Failure to Timely Respond to Call Light Resulting in Fall With Rib Fractures
Penalty
Summary
The deficiency involves the facility’s failure to respond to a resident’s call light in a timely manner, resulting in a fall with injury. A cognitively intact resident (R1), who used a mechanical lift and had a pressure-relieving mattress, activated the call light to request assistance in retrieving popcorn from the floor. R1 and a family member reported that the call light remained on for approximately 40 minutes without response. During this time, R1 attempted to reach the popcorn independently, rolled out of the regular-height bed, and was found lying face down between the bed and the wall. R1’s roommate yelled for help, and a CNA entered the room and observed R1 on the floor. Progress notes document that R1 complained of pain “all over,” 911 was called, and R1 was transported to a local emergency department. Emergency department records document nondisplaced right lateral fifth through ninth rib fractures and nondisplaced acute fractures of the anterior left sixth, seventh, eighth, and tenth ribs.

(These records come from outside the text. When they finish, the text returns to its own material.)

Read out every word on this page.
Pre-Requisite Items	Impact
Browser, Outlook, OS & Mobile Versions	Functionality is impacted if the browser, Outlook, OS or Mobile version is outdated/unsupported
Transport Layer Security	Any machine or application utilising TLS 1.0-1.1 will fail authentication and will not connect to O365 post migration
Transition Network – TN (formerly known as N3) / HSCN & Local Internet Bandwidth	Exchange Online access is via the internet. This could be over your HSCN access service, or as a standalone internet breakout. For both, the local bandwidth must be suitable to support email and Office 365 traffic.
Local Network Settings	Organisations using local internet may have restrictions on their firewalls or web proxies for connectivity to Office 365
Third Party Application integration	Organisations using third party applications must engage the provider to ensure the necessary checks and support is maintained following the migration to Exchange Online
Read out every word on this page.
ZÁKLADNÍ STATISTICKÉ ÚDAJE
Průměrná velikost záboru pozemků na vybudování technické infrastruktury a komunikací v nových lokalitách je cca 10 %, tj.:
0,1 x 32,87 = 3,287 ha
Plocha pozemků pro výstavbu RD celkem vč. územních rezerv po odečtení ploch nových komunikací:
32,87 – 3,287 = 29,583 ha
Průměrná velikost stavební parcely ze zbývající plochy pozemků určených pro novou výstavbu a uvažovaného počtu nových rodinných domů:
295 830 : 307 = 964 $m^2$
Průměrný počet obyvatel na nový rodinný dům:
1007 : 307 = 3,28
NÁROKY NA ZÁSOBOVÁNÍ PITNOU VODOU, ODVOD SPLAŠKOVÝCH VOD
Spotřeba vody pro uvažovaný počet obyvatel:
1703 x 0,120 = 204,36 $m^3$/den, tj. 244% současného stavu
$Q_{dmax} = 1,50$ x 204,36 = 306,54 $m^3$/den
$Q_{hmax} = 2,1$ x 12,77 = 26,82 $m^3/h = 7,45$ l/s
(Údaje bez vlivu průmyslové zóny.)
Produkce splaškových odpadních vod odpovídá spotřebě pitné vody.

R1’s care plan included interventions to keep the bedside table next to the bed within reach and to keep the call light within reach at all times. Staff interviews revealed that call lights sometimes go unanswered for 20 to 40 minutes, particularly on evening, dinner, and bedtime shifts, and that there were often only two CNAs on duty for the unit, with one CNA occasionally off the unit accompanying another resident to appointments. Nursing and rehabilitation staff acknowledged that at times they could not get to residents soon enough after call lights were activated. The facility’s call light policy required that call lights be available at each bedside and that response times be a priority, and the incident/accident policy required appropriate and immediate interventions and corrective actions to prevent recurrences.